Mohon tunggu...
Irwan Rinaldi Sikumbang
Irwan Rinaldi Sikumbang Mohon Tunggu... Freelancer - Freelancer

menulis untuk menikmati kehidupan

Selanjutnya

Tutup

Money Artikel Utama

Pajak Berkeadilan, Orang Tajir Kena Tarif Besar dan Pelaku UMKM Bebas PPh

14 Oktober 2021   13:50 Diperbarui: 15 Oktober 2021   08:51 976
+
Laporkan Konten
Laporkan Akun
Kompasiana adalah platform blog. Konten ini menjadi tanggung jawab bloger dan tidak mewakili pandangan redaksi Kompas.
Lihat foto
Ilustrasi pajak.| Sumber; Thinkstock via Kompas.com

Boleh dikatakan bahwa tidak ada di antara kita yang terbebas dari pajak. Dengan demikian, semua kita telah berkontribusi untuk terwujudnya pembangunan di negara kita tercinta ini.

Soalnya, sumber anggaran pendapatan negara yang terbesar berasal dari pajak yang dipungut pemerintah dari masyarakat.

Memang, untuk jenis pajak penghasilan, lapisan masyarakat dengan pendapatan di bawah batas tertentu, tidak terkena pajak. Tapi, semua orang yang berbelanja barang dan jasa tertentu, sering tanpa disadari di dalamya telah termasuk komponen pajak yang nantinya oleh si penjual akan disetorkan ke negara.

Bahkan, jika kita makan di restoran, secara ketentuan akan terkena pajak, meskipun merupakan pajak yang dipungut oleh daerah (pemkab dan pemkot).

Jadi, sebagai warga negara yang baik, janganlah kita berpikir akan bisa menghindar dari kewajiban membayar pajak.

Apalagi, sekarang ini pemerintah sedang mempersiapkan implementasi penggunaan Nomor Induk Kependudukan (NIK) yang tercantum pada Kartu Tanda Penduduk (KTP) sebagai Nomor Pokok Wajib Pajak (NPWP).

Tentu, bila hal itu sudah berlaku, akan semakin mudah bagi masyarakat untuk melaksanakan kewajiban perpajakannya, sekaligus mempermudah pemerintah untuk mengawasinya.

Tidak hanya soal NPWP yang berubah.

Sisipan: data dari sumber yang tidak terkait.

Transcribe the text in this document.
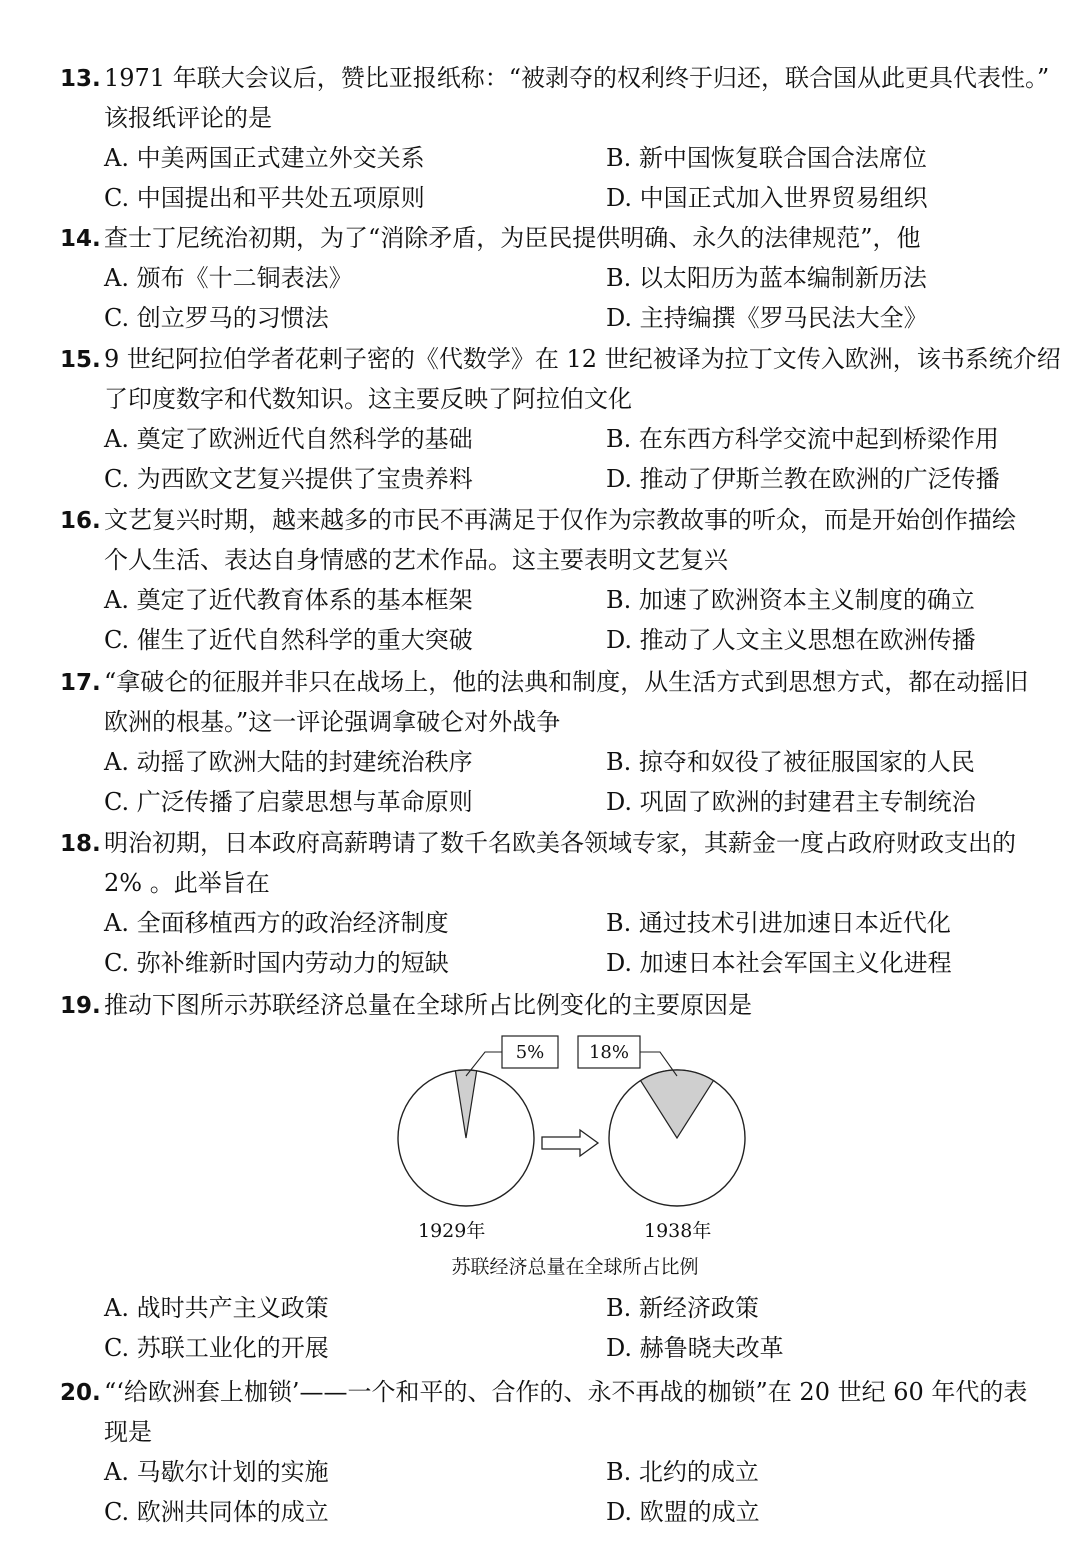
13. 1971 年联大会议后，赞比亚报纸称：“被剥夺的权利终于归还，联合国从此更具代表性。”
该报纸评论的是
A. 中美两国正式建立外交关系	B. 新中国恢复联合国合法席位
C. 中国提出和平共处五项原则	D. 中国正式加入世界贸易组织
14. 查士丁尼统治初期，为了“消除矛盾，为臣民提供明确、永久的法律规范”，他
A. 颁布《十二铜表法》	B. 以太阳历为蓝本编制新历法
C. 创立罗马的习惯法	D. 主持编撰《罗马民法大全》
15. 9 世纪阿拉伯学者花剌子密的《代数学》在 12 世纪被译为拉丁文传入欧洲，该书系统介绍
了印度数字和代数知识。这主要反映了阿拉伯文化
A. 奠定了欧洲近代自然科学的基础	B. 在东西方科学交流中起到桥梁作用
C. 为西欧文艺复兴提供了宝贵养料	D. 推动了伊斯兰教在欧洲的广泛传播
16. 文艺复兴时期，越来越多的市民不再满足于仅作为宗教故事的听众，而是开始创作描绘
个人生活、表达自身情感的艺术作品。这主要表明文艺复兴
A. 奠定了近代教育体系的基本框架	B. 加速了欧洲资本主义制度的确立
C. 催生了近代自然科学的重大突破	D. 推动了人文主义思想在欧洲传播
17. “拿破仑的征服并非只在战场上，他的法典和制度，从生活方式到思想方式，都在动摇旧
欧洲的根基。”这一评论强调拿破仑对外战争
A. 动摇了欧洲大陆的封建统治秩序	B. 掠夺和奴役了被征服国家的人民
C. 广泛传播了启蒙思想与革命原则	D. 巩固了欧洲的封建君主专制统治
18. 明治初期，日本政府高薪聘请了数千名欧美各领域专家，其薪金一度占政府财政支出的
2% 。此举旨在
A. 全面移植西方的政治经济制度	B. 通过技术引进加速日本近代化
C. 弥补维新时国内劳动力的短缺	D. 加速日本社会军国主义化进程
19. 推动下图所示苏联经济总量在全球所占比例变化的主要原因是
5% 18%
1929年	1938年
苏联经济总量在全球所占比例
A. 战时共产主义政策	B. 新经济政策
C. 苏联工业化的开展	D. 赫鲁晓夫改革
20. “‘给欧洲套上枷锁’——一个和平的、合作的、永不再战的枷锁”在 20 世纪 60 年代的表
现是
A. 马歇尔计划的实施	B. 北约的成立
C. 欧洲共同体的成立	D. 欧盟的成立
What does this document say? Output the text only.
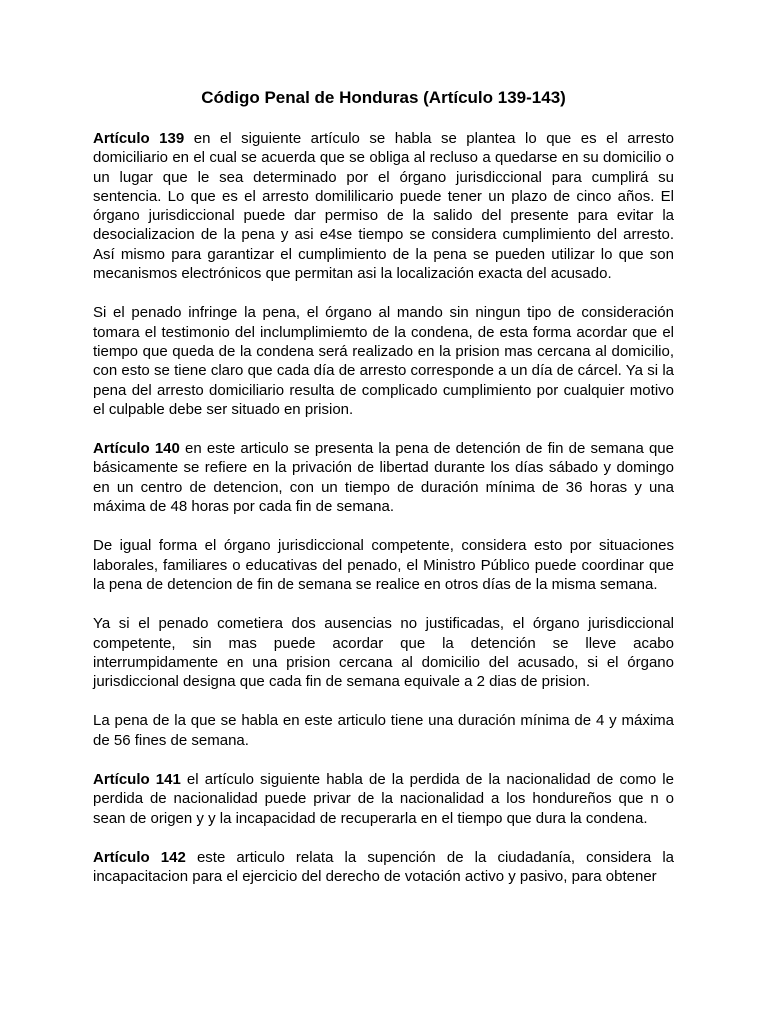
Código Penal de Honduras (Artículo 139-143)

Artículo 139 en el siguiente artículo se habla se plantea lo que es el arresto domiciliario en el cual se acuerda que se obliga al recluso a quedarse en su domicilio o un lugar que le sea determinado por el órgano jurisdiccional para cumplirá su sentencia. Lo que es el arresto domililicario puede tener un plazo de cinco años. El órgano jurisdiccional puede dar permiso de la salido del presente para evitar la desocializacion de la pena y asi e4se tiempo se considera cumplimiento del arresto. Así mismo para garantizar el cumplimiento de la pena se pueden utilizar lo que son mecanismos electrónicos que permitan asi la localización exacta del acusado.

Si el penado infringe la pena, el órgano al mando sin ningun tipo de consideración tomara el testimonio del inclumplimiemto de la condena, de esta forma acordar que el tiempo que queda de la condena será realizado en la prision mas cercana al domicilio, con esto se tiene claro que cada día de arresto corresponde a un día de cárcel. Ya si la pena del arresto domiciliario resulta de complicado cumplimiento por cualquier motivo el culpable debe ser situado en prision.

Artículo 140 en este articulo se presenta la pena de detención de fin de semana que básicamente se refiere en la privación de libertad durante los días sábado y domingo en un centro de detencion, con un tiempo de duración mínima de 36 horas y una máxima de 48 horas por cada fin de semana.

De igual forma el órgano jurisdiccional competente, considera esto por situaciones laborales, familiares o educativas del penado, el Ministro Público puede coordinar que la pena de detencion de fin de semana se realice en otros días de la misma semana.

Ya si el penado cometiera dos ausencias no justificadas, el órgano jurisdiccional competente, sin mas puede acordar que la detención se lleve acabo interrumpidamente en una prision cercana al domicilio del acusado, si el órgano jurisdiccional designa que cada fin de semana equivale a 2 dias de prision.

La pena de la que se habla en este articulo tiene una duración mínima de 4 y máxima de 56 fines de semana.

Artículo 141 el artículo siguiente habla de la perdida de la nacionalidad de como le perdida de nacionalidad puede privar de la nacionalidad a los hondureños que n o sean de origen y y la incapacidad de recuperarla en el tiempo que dura la condena.

Artículo 142 este articulo relata la supención de la ciudadanía, considera la incapacitacion para el ejercicio del derecho de votación activo y pasivo, para obtener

Ada beberapa hal lagi yang berubah setelah Dewan Perwakilan Rakyat (DPR) mengesahkan Rancangan Undang-Undang tentang Harmonisasi Peraturan Perpajakan (RUU HPP) pada Kamis (7/10/2021) yang lalu.

Perubahan yang signifikan adalah yang terkait dengan mekanisme perhitungan tarif kewajiban Pajak Penghasilan (PPh) Pribadi. Kalau selama ini ada 4 lapisan tarif, sekarang menjadi 5 lapis, yakni sebagai berikut.

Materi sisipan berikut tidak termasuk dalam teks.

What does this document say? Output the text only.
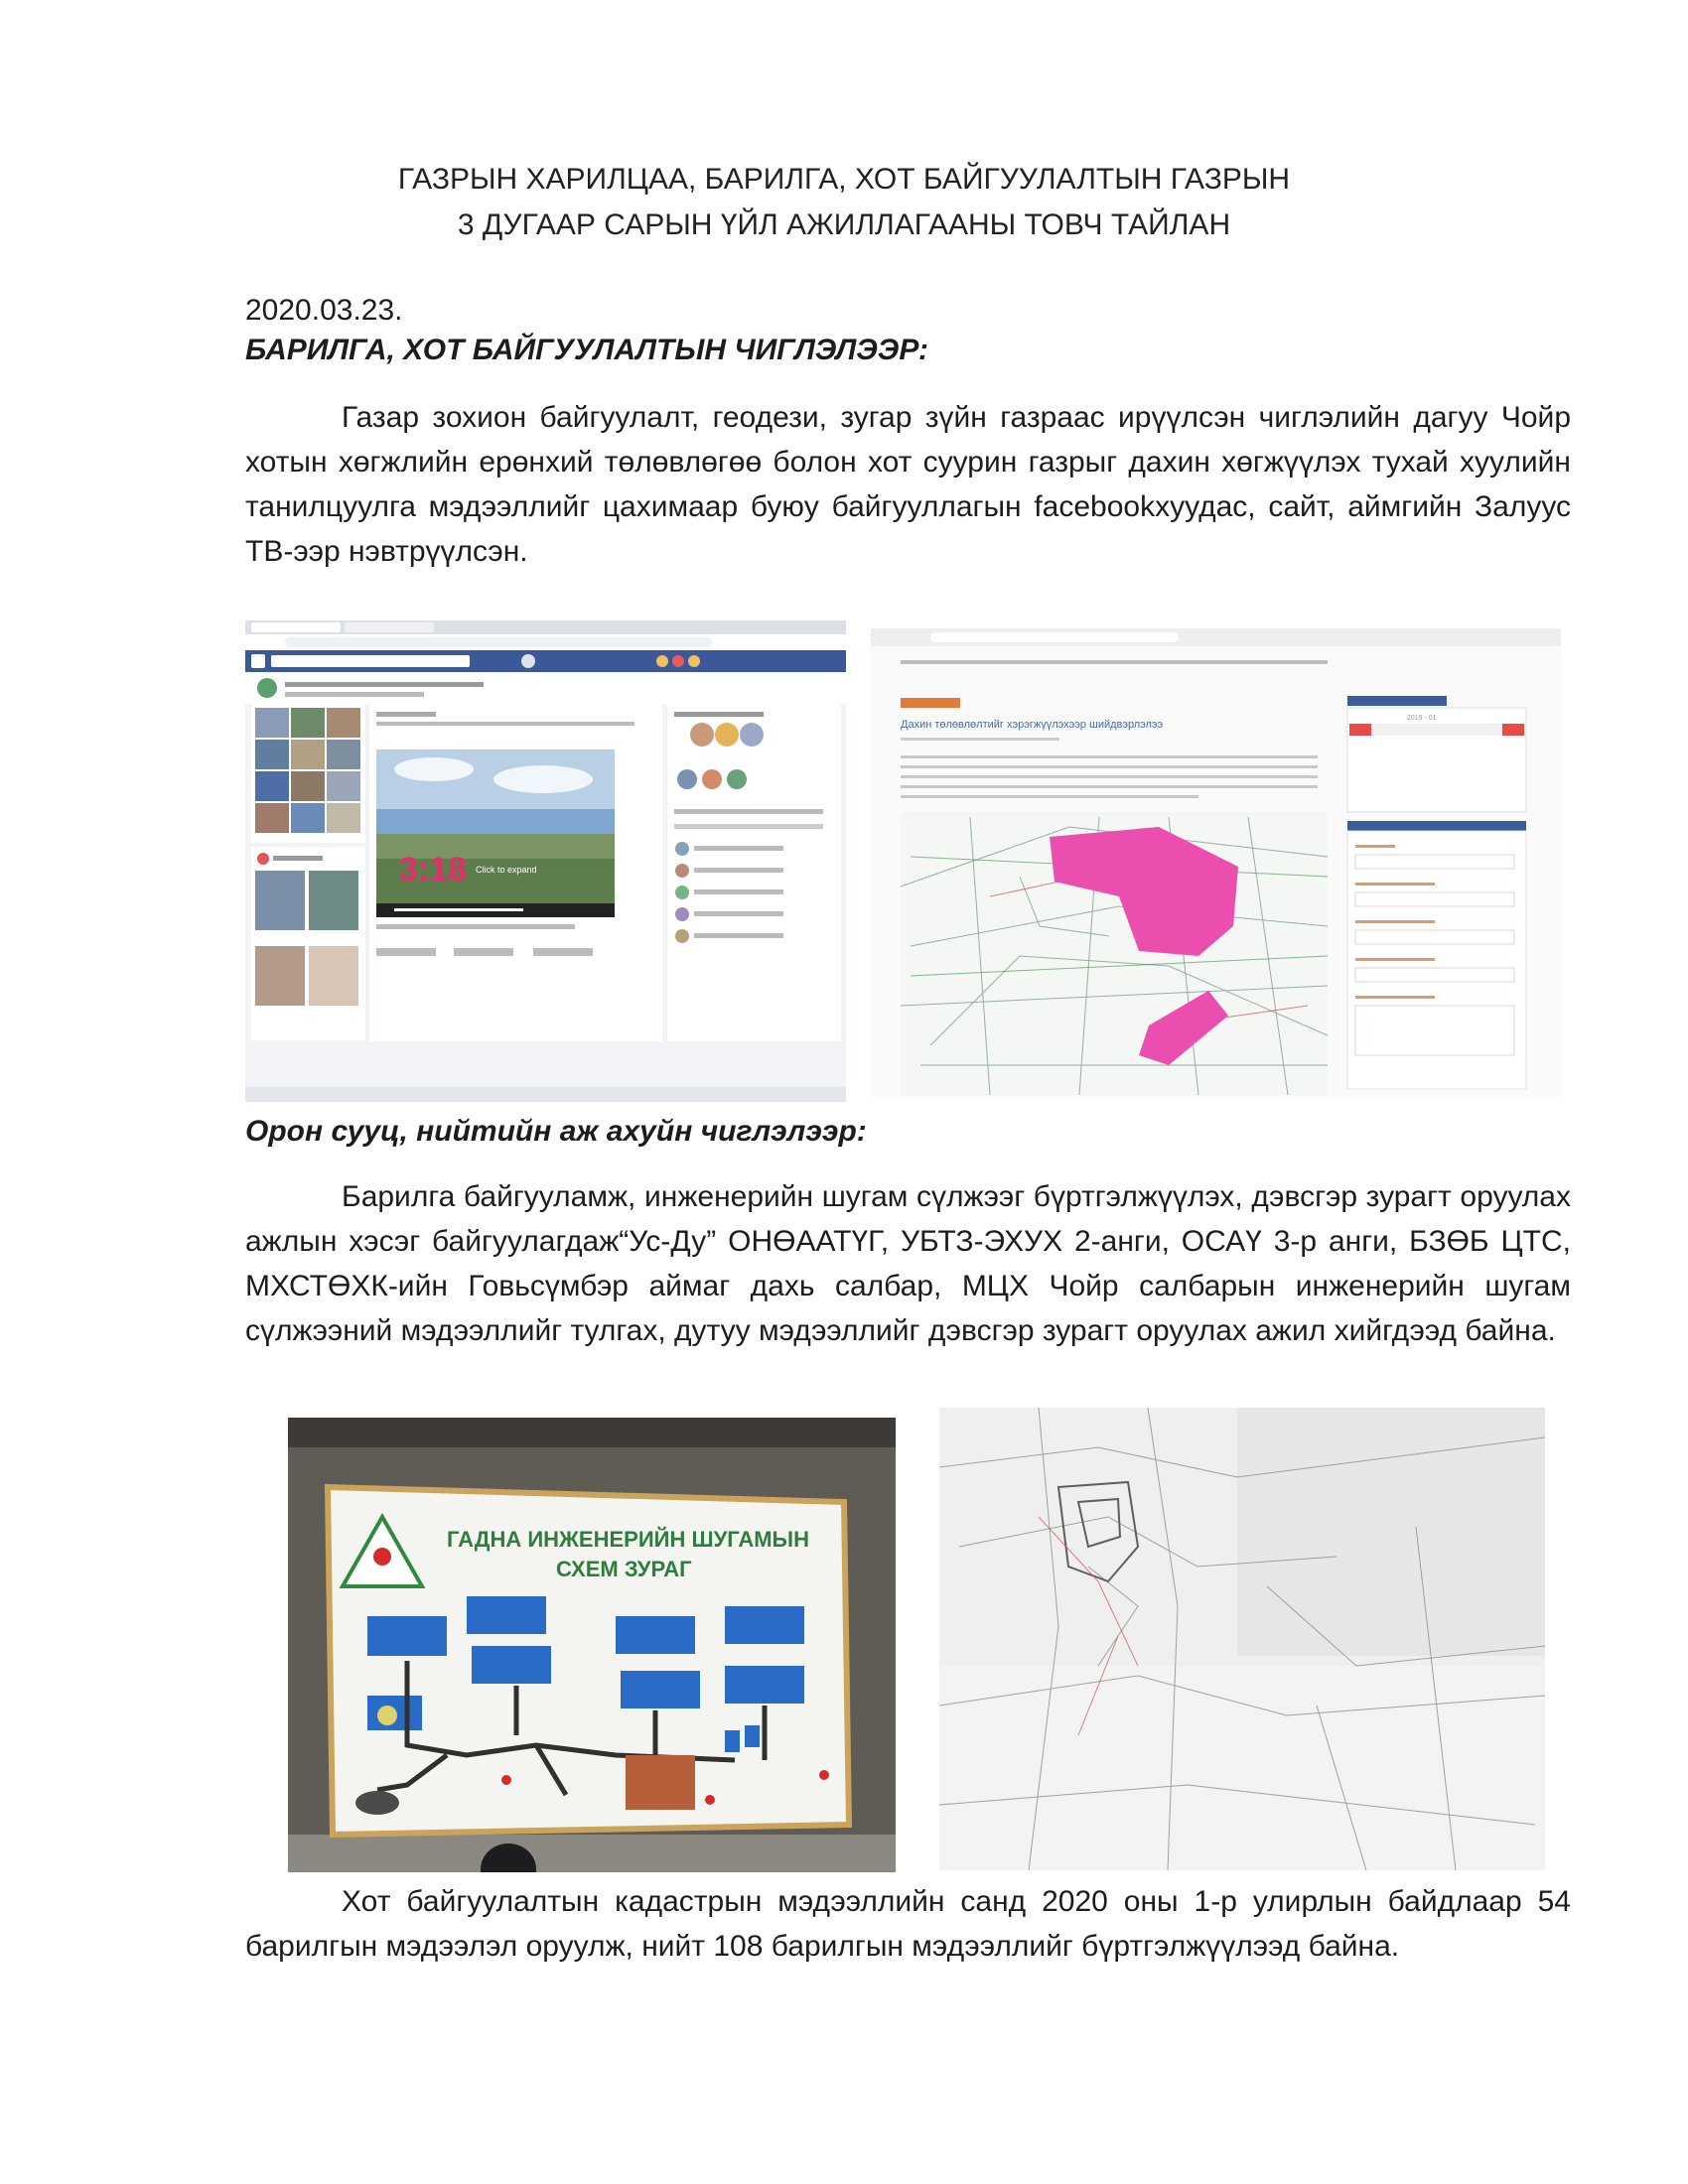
ГАЗРЫН ХАРИЛЦАА, БАРИЛГА, ХОТ БАЙГУУЛАЛТЫН ГАЗРЫН
3 ДУГААР САРЫН ҮЙЛ АЖИЛЛАГААНЫ ТОВЧ ТАЙЛАН
2020.03.23.
БАРИЛГА, ХОТ БАЙГУУЛАЛТЫН ЧИГЛЭЛЭЭР:

Газар зохион байгуулалт, геодези, зугар зүйн газраас ирүүлсэн чиглэлийн дагуу Чойр хотын хөгжлийн ерөнхий төлөвлөгөө болон хот суурин газрыг дахин хөгжүүлэх тухай хуулийн танилцуулга мэдээллийг цахимаар буюу байгууллагын facebookхуудас, сайт, аймгийн Залуус ТВ-ээр нэвтрүүлсэн.

3:18 Click to expand
Дахин төлөвлөлтийг хэрэгжүүлэхээр шийдвэрлэлээ
2019 - 01
Орон сууц, нийтийн аж ахуйн чиглэлээр:

Барилга байгууламж, инженерийн шугам сүлжээг бүртгэлжүүлэх, дэвсгэр зурагт оруулах ажлын хэсэг байгуулагдаж“Ус-Ду” ОНӨААТҮГ, УБТЗ-ЭХУХ 2-анги, ОСАҮ 3-р анги, БЗӨБ ЦТС, МХСТӨХК-ийн Говьсүмбэр аймаг дахь салбар, МЦХ Чойр салбарын инженерийн шугам сүлжээний мэдээллийг тулгах, дутуу мэдээллийг дэвсгэр зурагт оруулах ажил хийгдээд байна.

ГАДНА ИНЖЕНЕРИЙН ШУГАМЫН
СХЕМ ЗУРАГ

Хот байгуулалтын кадастрын мэдээллийн санд 2020 оны 1-р улирлын байдлаар 54 барилгын мэдээлэл оруулж, нийт 108 барилгын мэдээллийг бүртгэлжүүлээд байна.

Pertama, untuk penghasilan Rp 0 sampai Rp 60 juta per tahun, dikenakan tarif PPh sebesar 5 persen.

Sebelumnya, batasannya adalah untuk penghasilan Rp 0 sampai Rp 50 juta, tapi tarifnya sama, yakni 5 persen.

Kedua, untuk penghasilan Rp 60 juta sampai Rp 250 juta per tahun, dikenakan tarif PPh sebesar 15 persen.

Ketentuan yag berlaku sebelumnya juga dengan tarif 15 persen, tapi untuk penghasilan Rp 50 juta hingga Rp 250 juta.

Ketiga, untuk penghasilan Rp 250 juta sampai Rp 500 juta per tahun, dikenakan tarif PPh sebesar 25 persen.

Ketentuan untuk lapisan ketiga ini sama persis dengan yang berlaku selama ini.

Keempat, untuk penghasilan Rp 500 juta hingga Rp 5 miliar per tahun, dikenakan tarif PPh sebesar 30 persen.

Sebelumnya, lapisan ini berlaku tanpa batas atas, maksudnya di atas Rp 500 juta per tahun sampai berapa pun, terkena tarif 30 persen.

Kelima, atau lapisan yang sebelumnya tidak ada, untuk penghasilan di atas Rp 5 miliar per tahun dikenakan tarif PPh sebesar 35 persen.

Jika memperhatikan tarif di atas, semakin besar penghasilan seseorang akan semakin besar persentase tarif pengenaan pajaknya. Itulah yang disebut dengan pajak progresif.

Tarif progresif dirasa lebih adil agar terdapat pemerataan, di mana orang kaya dipungut pajak lebih besar, dengan catatan dari pajak tersebut oleh pemerintah dikonversi menjadi bantuan bagi masyarakat yang kurang penghasilannya.

Atau, bisa juga digunakan pemerintah untuk melaksanakan berbagai program yang bertujuan meningkatkan kesejahteraan masyarakat kelas bawah.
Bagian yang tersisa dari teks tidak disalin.